Borrassà was the leader of one of the most successful painting workshops in Catalonia. The two figures in this fragment were probably part of the banco (base) of a larger altarpiece dedicated to Saint Peter. The upper panels of the altarpiece would have depicted stories from Peter’s life and death, and his martyrdom was visually supported by the lower saints from our fragment, who had also died for their devotion. On the left, we see Saint John: his camel pelt marks him out as a prophet who lived in the wilderness, removed from society. He holds a scroll reading “Ecce agnus Dei qui tollit,” or “Look, this is the lamb of God who takes away [the sins of the world].” In the original banco, Saint John would have been pointing toward another panel depicting the crucified Christ (the “lamb of God”).
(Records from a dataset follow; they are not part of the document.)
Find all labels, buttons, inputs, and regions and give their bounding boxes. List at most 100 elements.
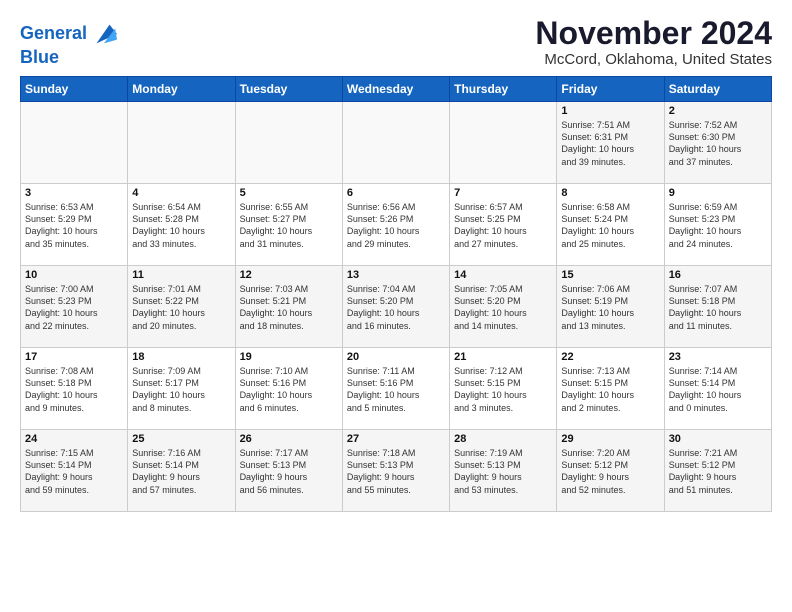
day-info: Sunrise: 7:13 AM Sunset: 5:15 PM Dayligh… <box>561 365 659 414</box>
calendar-cell: 26 Sunrise: 7:17 AM Sunset: 5:13 PM Dayli… <box>235 430 342 512</box>
day-info: Sunrise: 7:07 AM Sunset: 5:18 PM Dayligh… <box>669 283 767 332</box>
day-info: Sunrise: 7:52 AM Sunset: 6:30 PM Dayligh… <box>669 119 767 168</box>
calendar-cell: 7Sunrise: 6:57 AM Sunset: 5:25 PM Daylig… <box>450 184 557 266</box>
day-number: 18 <box>132 351 230 363</box>
calendar-cell: 11Sunrise: 7:01 AM Sunset: 5:22 PM Dayli… <box>128 266 235 348</box>
calendar-cell: 20 Sunrise: 7:11 AM Sunset: 5:16 PM Dayli… <box>342 348 449 430</box>
day-info: Sunrise: 7:08 AM Sunset: 5:18 PM Dayligh… <box>25 365 123 414</box>
day-number: 22 <box>561 351 659 363</box>
header: General Blue November 2024 McCord, Oklah… <box>20 16 772 68</box>
day-number: 24 <box>25 433 123 445</box>
day-number: 2 <box>669 105 767 117</box>
calendar-cell: 29 Sunrise: 7:20 AM Sunset: 5:12 PM Dayli… <box>557 430 664 512</box>
calendar-cell: 13 Sunrise: 7:04 AM Sunset: 5:20 PM Dayli… <box>342 266 449 348</box>
calendar-cell: 18Sunrise: 7:09 AM Sunset: 5:17 PM Dayli… <box>128 348 235 430</box>
week-row-4: 17 Sunrise: 7:08 AM Sunset: 5:18 PM Dayli… <box>21 348 772 430</box>
calendar-cell: 1Sunrise: 7:51 AM Sunset: 6:31 PM Daylig… <box>557 102 664 184</box>
calendar-cell: 9 Sunrise: 6:59 AM Sunset: 5:23 PM Daylig… <box>664 184 771 266</box>
calendar-cell: 14 Sunrise: 7:05 AM Sunset: 5:20 PM Dayli… <box>450 266 557 348</box>
header-saturday: Saturday <box>664 77 771 102</box>
week-row-2: 3 Sunrise: 6:53 AM Sunset: 5:29 PM Daylig… <box>21 184 772 266</box>
calendar-cell: 17 Sunrise: 7:08 AM Sunset: 5:18 PM Dayli… <box>21 348 128 430</box>
calendar-cell: 19Sunrise: 7:10 AM Sunset: 5:16 PM Dayli… <box>235 348 342 430</box>
day-info: Sunrise: 7:15 AM Sunset: 5:14 PM Dayligh… <box>25 447 123 496</box>
calendar-cell: 22 Sunrise: 7:13 AM Sunset: 5:15 PM Dayli… <box>557 348 664 430</box>
day-number: 23 <box>669 351 767 363</box>
logo-line2: Blue <box>20 48 117 68</box>
day-number: 4 <box>132 187 230 199</box>
calendar-cell: 6Sunrise: 6:56 AM Sunset: 5:26 PM Daylig… <box>342 184 449 266</box>
calendar-cell: 23 Sunrise: 7:14 AM Sunset: 5:14 PM Dayli… <box>664 348 771 430</box>
day-number: 11 <box>132 269 230 281</box>
day-number: 13 <box>347 269 445 281</box>
calendar-cell <box>450 102 557 184</box>
day-number: 28 <box>454 433 552 445</box>
page: General Blue November 2024 McCord, Oklah… <box>0 0 792 612</box>
day-info: Sunrise: 7:11 AM Sunset: 5:16 PM Dayligh… <box>347 365 445 414</box>
week-row-3: 10Sunrise: 7:00 AM Sunset: 5:23 PM Dayli… <box>21 266 772 348</box>
day-number: 9 <box>669 187 767 199</box>
calendar-cell: 27 Sunrise: 7:18 AM Sunset: 5:13 PM Dayli… <box>342 430 449 512</box>
day-info: Sunrise: 7:18 AM Sunset: 5:13 PM Dayligh… <box>347 447 445 496</box>
day-info: Sunrise: 6:58 AM Sunset: 5:24 PM Dayligh… <box>561 201 659 250</box>
day-info: Sunrise: 7:14 AM Sunset: 5:14 PM Dayligh… <box>669 365 767 414</box>
day-number: 15 <box>561 269 659 281</box>
day-number: 6 <box>347 187 445 199</box>
day-info: Sunrise: 7:06 AM Sunset: 5:19 PM Dayligh… <box>561 283 659 332</box>
calendar-cell: 8 Sunrise: 6:58 AM Sunset: 5:24 PM Daylig… <box>557 184 664 266</box>
calendar-cell: 3 Sunrise: 6:53 AM Sunset: 5:29 PM Daylig… <box>21 184 128 266</box>
day-number: 14 <box>454 269 552 281</box>
week-row-1: 1Sunrise: 7:51 AM Sunset: 6:31 PM Daylig… <box>21 102 772 184</box>
title-block: November 2024 McCord, Oklahoma, United S… <box>535 16 772 68</box>
week-row-5: 24 Sunrise: 7:15 AM Sunset: 5:14 PM Dayli… <box>21 430 772 512</box>
location: McCord, Oklahoma, United States <box>535 51 772 68</box>
day-info: Sunrise: 6:59 AM Sunset: 5:23 PM Dayligh… <box>669 201 767 250</box>
logo-text: General <box>20 24 87 44</box>
day-number: 21 <box>454 351 552 363</box>
day-number: 8 <box>561 187 659 199</box>
day-number: 29 <box>561 433 659 445</box>
calendar-cell: 25 Sunrise: 7:16 AM Sunset: 5:14 PM Dayli… <box>128 430 235 512</box>
day-info: Sunrise: 6:55 AM Sunset: 5:27 PM Dayligh… <box>240 201 338 250</box>
day-number: 26 <box>240 433 338 445</box>
header-wednesday: Wednesday <box>342 77 449 102</box>
day-info: Sunrise: 7:20 AM Sunset: 5:12 PM Dayligh… <box>561 447 659 496</box>
day-number: 20 <box>347 351 445 363</box>
calendar-cell <box>235 102 342 184</box>
calendar-cell: 16 Sunrise: 7:07 AM Sunset: 5:18 PM Dayli… <box>664 266 771 348</box>
day-number: 12 <box>240 269 338 281</box>
day-info: Sunrise: 7:16 AM Sunset: 5:14 PM Dayligh… <box>132 447 230 496</box>
day-info: Sunrise: 7:10 AM Sunset: 5:16 PM Dayligh… <box>240 365 338 414</box>
calendar-cell: 24 Sunrise: 7:15 AM Sunset: 5:14 PM Dayli… <box>21 430 128 512</box>
day-number: 16 <box>669 269 767 281</box>
calendar-cell: 12 Sunrise: 7:03 AM Sunset: 5:21 PM Dayli… <box>235 266 342 348</box>
day-number: 5 <box>240 187 338 199</box>
calendar-cell: 4Sunrise: 6:54 AM Sunset: 5:28 PM Daylig… <box>128 184 235 266</box>
calendar-cell <box>128 102 235 184</box>
header-tuesday: Tuesday <box>235 77 342 102</box>
header-friday: Friday <box>557 77 664 102</box>
day-info: Sunrise: 7:51 AM Sunset: 6:31 PM Dayligh… <box>561 119 659 168</box>
month-title: November 2024 <box>535 16 772 51</box>
header-sunday: Sunday <box>21 77 128 102</box>
day-info: Sunrise: 6:53 AM Sunset: 5:29 PM Dayligh… <box>25 201 123 250</box>
calendar-cell <box>21 102 128 184</box>
day-info: Sunrise: 7:17 AM Sunset: 5:13 PM Dayligh… <box>240 447 338 496</box>
day-number: 7 <box>454 187 552 199</box>
day-number: 10 <box>25 269 123 281</box>
day-number: 17 <box>25 351 123 363</box>
calendar-cell: 30Sunrise: 7:21 AM Sunset: 5:12 PM Dayli… <box>664 430 771 512</box>
day-info: Sunrise: 7:19 AM Sunset: 5:13 PM Dayligh… <box>454 447 552 496</box>
logo-line1: General <box>20 23 87 43</box>
logo: General Blue <box>20 20 117 68</box>
logo-icon <box>89 20 117 48</box>
day-info: Sunrise: 7:04 AM Sunset: 5:20 PM Dayligh… <box>347 283 445 332</box>
calendar-table: SundayMondayTuesdayWednesdayThursdayFrid… <box>20 76 772 512</box>
day-info: Sunrise: 7:05 AM Sunset: 5:20 PM Dayligh… <box>454 283 552 332</box>
calendar-cell: 10Sunrise: 7:00 AM Sunset: 5:23 PM Dayli… <box>21 266 128 348</box>
day-number: 25 <box>132 433 230 445</box>
day-number: 3 <box>25 187 123 199</box>
day-number: 27 <box>347 433 445 445</box>
calendar-cell: 2 Sunrise: 7:52 AM Sunset: 6:30 PM Daylig… <box>664 102 771 184</box>
day-info: Sunrise: 7:03 AM Sunset: 5:21 PM Dayligh… <box>240 283 338 332</box>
Saint Barbara, dressed in splendid robes, holds a palm frond, a sign of her martyrdom, and also a tower with three windows, symbolizing the Trinity of the Father, the Son, and the Holy Spirit, a concept central to the Christian faith.
Below the Surface
The brightest features of this panel painting’s X-radiograph reveal elements of its construction. Denser materials block X-rays more effectively, leaving a brighter imprint on the radiograph. The three vertical white bands running the length of the painting are wooden battens that hold the two horizontal planks together. The large hand-forged iron nails seen at the edges affix the framing elements to the panel. Coarse fabric was glued over all these joins, and the weave pattern can be faintly detected.
Despite the battens, a large open crack runs across the entire panel at the join between the two planks of wood. This fracture bears a remarkable resemblance to a crack in a corresponding panel, "Saint Catherine and Christ," from an altarpiece now in the National Art Museum of Catalonia, in Barcelona, Spain. When the radiograph of the Harvard painting was compared to that of the panel in Barcelona, their respective cracks and grain direction aligned perfectly, confirming that the two works not only belonged to the same altarpiece, but were also constructed from related pieces of wood.